Dadurch sei „ein nicht unerheblicher finanzieller Schaden und somit die Verzögerung der Fertigstellung des Wohn-  und Geschäftshauses“ entstanden. Bedauern über die 17 Jahre lang unbefriedigende Situation kommt in der E-Mail nicht zum Ausdruck. Weiter heißt es dort: „Da bereits erfolglose Vollstreckungsmaßnahmen Ihrerseits eingeleitet worden sind, bitten wir um eine baldige wohlwollende Beurteilung, damit überhaupt die Fertigstellung gemäß der neu erteilten Baugenehmigung vom 11. September 2013 umgehend durch unsere Investorengruppe in die Wege geleitet werden kann.“ Aslan war gestern für die OP leider nicht erreichbar.

Wie Kahle im Bauausschuss erläuterte, läuft die Baugenehmigung noch knapp zwei Jahre. In dieser Zeit hat die Stadt keine Handhabe gegen den Investor. Sollte sie eine Zwangsvollstreckung einleiten, würde sie daraus selbst kein Geld erhalten, da sie nicht der größte Gläubiger ist. „Es ist eine Abwägung, wie viel wir in eine solche Zwangsvollstreckung investieren wollen, ohne etwas wiederzubekommen“, so Kahle. Sollte sich trotz der neuen Hoffnungen nichts an dem Gebäude tun, sei das aber „vielleicht irgendwann die einzige Möglichkeit“.

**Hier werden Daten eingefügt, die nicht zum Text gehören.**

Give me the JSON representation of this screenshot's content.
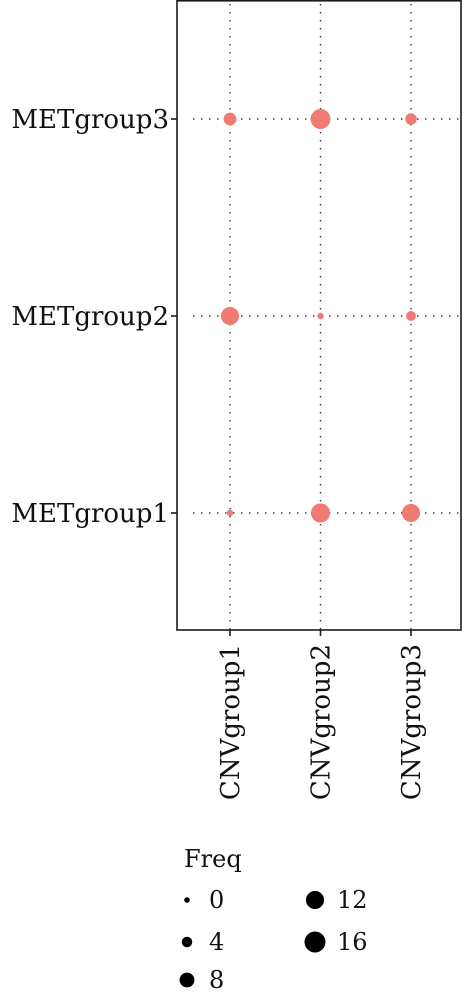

Der Antrag der Fraktion Die Linke wurde im Bauausschuss verändert und dann einstimmig  zur Annahme empfohlen. Im ursprünglichen Antrag sollte die Stadt aufgefordert werden, dem Eigentümer eine „letzte Frist“ zu setzen und die Ruine andernfalls abzureißen. In der abgeänderten Version soll der Magistrat nun lediglich „darauf hinwirken, dass die Situation um die Bauruine zu einem zufriedenstellenden Ergebnis geführt wird“.